Il programma per la inferenza e' il seguente

import tensorflow as tf
import numpy as np
import cv2
import os

# ---------------- CONFIG ----------------
MODEL_PATH = "coredrill_deeplabv3p.h5"   # path to your trained model
IMG_PATH   = "./dataset/controllo/images/0402.png"   # input image for inference
OUT_PATH   = "402.png"  # output mask path
IM_SIZE    = (256, 256)   # must match training size
# ----------------------------------------


def preprocess_image(image_path, target_size=IM_SIZE):
    """Load and preprocess input image"""
    img = cv2.imread(image_path, cv2.IMREAD_COLOR)
    img = cv2.cvtColor(img, cv2.COLOR_BGR2RGB)
    img = cv2.resize(img, target_size)
    img = img.astype(np.float32) / 255.0
    return np.expand_dims(img, axis=0)  # shape (1, H, W, 3)
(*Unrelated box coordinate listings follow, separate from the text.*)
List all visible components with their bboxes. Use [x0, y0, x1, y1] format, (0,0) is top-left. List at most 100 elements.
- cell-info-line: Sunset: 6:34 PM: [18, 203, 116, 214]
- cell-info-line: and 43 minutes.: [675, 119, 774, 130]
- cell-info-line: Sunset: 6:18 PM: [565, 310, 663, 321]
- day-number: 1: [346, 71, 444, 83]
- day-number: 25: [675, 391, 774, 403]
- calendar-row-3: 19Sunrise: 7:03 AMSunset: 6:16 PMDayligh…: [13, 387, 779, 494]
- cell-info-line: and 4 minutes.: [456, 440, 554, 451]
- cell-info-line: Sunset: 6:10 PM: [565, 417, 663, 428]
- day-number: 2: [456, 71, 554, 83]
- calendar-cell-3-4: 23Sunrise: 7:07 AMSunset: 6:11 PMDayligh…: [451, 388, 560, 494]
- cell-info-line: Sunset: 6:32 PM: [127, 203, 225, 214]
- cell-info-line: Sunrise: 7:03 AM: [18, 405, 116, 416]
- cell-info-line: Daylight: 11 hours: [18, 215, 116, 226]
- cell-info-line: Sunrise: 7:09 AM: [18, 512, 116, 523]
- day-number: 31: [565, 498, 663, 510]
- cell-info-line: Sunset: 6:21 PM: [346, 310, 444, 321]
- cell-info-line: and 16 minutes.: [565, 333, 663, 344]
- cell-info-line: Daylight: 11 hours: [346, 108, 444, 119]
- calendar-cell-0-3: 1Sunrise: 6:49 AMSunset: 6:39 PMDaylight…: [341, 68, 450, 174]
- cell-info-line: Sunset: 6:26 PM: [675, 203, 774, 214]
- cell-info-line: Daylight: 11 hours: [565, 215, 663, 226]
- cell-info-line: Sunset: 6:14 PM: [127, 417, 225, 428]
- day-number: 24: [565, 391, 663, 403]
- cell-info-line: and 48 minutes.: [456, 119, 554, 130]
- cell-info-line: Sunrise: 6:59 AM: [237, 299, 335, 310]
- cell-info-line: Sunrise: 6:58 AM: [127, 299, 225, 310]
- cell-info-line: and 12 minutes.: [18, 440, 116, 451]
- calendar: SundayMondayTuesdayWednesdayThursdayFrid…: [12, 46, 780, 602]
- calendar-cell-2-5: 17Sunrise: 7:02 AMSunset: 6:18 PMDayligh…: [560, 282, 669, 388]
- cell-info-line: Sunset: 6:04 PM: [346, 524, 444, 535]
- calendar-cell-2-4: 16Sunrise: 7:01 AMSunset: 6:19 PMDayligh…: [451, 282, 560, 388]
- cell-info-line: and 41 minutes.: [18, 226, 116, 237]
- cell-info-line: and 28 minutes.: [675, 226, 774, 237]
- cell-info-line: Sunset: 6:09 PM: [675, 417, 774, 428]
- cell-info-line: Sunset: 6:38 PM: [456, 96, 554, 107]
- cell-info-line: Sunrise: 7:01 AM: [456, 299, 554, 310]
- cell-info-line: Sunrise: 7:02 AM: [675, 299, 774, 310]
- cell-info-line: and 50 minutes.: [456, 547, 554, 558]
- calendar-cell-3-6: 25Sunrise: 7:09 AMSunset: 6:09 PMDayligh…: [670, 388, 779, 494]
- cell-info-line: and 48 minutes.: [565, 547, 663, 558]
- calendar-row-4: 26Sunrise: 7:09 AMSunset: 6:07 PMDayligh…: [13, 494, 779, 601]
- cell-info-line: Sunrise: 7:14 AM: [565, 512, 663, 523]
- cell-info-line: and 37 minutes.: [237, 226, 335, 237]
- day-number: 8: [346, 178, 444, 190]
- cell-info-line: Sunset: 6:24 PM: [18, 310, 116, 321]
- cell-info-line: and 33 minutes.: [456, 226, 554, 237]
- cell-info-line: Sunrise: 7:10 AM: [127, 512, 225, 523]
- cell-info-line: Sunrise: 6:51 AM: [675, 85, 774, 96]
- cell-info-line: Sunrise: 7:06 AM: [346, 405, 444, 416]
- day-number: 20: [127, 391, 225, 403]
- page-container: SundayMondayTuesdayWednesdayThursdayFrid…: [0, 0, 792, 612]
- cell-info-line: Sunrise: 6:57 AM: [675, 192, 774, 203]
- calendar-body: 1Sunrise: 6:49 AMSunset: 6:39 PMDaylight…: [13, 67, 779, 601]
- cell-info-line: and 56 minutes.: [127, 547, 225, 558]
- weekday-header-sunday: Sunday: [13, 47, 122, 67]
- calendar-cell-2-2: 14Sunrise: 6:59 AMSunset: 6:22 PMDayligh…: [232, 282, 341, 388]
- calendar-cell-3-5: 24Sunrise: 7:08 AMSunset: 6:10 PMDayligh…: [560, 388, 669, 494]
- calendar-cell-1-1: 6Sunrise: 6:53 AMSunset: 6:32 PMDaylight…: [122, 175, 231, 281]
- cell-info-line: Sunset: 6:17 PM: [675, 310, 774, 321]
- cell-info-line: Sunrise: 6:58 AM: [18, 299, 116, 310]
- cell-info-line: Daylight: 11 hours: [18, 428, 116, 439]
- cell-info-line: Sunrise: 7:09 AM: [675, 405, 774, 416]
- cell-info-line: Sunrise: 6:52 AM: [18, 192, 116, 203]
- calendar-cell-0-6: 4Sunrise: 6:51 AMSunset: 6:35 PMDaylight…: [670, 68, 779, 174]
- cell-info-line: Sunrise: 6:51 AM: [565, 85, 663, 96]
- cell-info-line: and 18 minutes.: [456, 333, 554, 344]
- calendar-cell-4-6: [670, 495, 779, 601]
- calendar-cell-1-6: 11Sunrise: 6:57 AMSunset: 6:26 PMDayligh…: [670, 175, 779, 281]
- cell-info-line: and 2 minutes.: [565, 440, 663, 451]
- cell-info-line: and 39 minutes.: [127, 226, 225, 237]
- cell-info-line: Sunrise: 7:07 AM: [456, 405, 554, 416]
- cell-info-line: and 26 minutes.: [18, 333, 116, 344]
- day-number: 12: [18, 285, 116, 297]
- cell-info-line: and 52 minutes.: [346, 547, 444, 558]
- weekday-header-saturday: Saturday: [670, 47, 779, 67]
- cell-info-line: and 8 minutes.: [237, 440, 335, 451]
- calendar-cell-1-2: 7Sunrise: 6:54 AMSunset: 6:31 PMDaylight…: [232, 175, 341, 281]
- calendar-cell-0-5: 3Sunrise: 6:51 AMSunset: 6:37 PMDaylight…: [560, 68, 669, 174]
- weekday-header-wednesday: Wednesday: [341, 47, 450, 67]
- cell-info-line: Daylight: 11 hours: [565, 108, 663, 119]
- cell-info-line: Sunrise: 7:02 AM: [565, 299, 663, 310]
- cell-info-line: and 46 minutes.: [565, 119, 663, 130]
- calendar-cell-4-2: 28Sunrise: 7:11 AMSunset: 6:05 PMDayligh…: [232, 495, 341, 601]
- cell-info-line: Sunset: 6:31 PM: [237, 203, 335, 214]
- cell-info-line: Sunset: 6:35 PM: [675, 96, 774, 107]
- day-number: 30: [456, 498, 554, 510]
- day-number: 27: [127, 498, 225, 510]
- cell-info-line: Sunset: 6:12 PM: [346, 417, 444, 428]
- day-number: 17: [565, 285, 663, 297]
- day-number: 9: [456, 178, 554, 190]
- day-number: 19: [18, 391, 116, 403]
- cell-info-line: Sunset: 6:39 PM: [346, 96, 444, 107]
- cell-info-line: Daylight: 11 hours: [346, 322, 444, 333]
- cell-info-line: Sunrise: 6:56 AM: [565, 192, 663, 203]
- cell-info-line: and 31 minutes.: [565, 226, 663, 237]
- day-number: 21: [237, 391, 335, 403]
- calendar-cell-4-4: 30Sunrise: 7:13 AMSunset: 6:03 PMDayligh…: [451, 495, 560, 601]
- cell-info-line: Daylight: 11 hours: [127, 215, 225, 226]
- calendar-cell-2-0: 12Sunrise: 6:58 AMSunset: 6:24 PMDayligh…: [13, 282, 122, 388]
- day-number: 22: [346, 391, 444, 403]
def postprocess_mask(mask, original_shape):
    """Convert network output to binary mask"""
    mask = (mask > 0.5).astype(np.uint8) * 255  # threshold
    mask = mask[0, :, :, 0]  # remove batch and channel dim
    mask = cv2.resize(mask, (original_shape[1], original_shape[0]), interpolation=cv2.INTER_NEAREST)
    return mask


def main():
    # Load trained model
    print(f"Loading model from {MODEL_PATH}...")
    model = tf.keras.models.load_model(MODEL_PATH, compile=False)

    # Load input image
    original = cv2.imread(IMG_PATH, cv2.IMREAD_COLOR)
    H, W = original.shape[:2]

    # Preprocess
    x = preprocess_image(IMG_PATH)

    # Predict
    print("Running inference...")
    pred = model.predict(x)

    # Postprocess
    mask = postprocess_mask(pred, (H, W))

    # Save results
    cv2.imwrite(OUT_PATH, mask)
    print(f"Saved mask at {OUT_PATH}")

    # Optional: save overlay
    overlay = original.copy()
    overlay[mask > 127] = (0, 0, 255)  # red overlay for class
    cv2.imwrite("overlay.png", overlay)
    print("Saved overlay at overlay.png")


if __name__ == "__main__":
    main()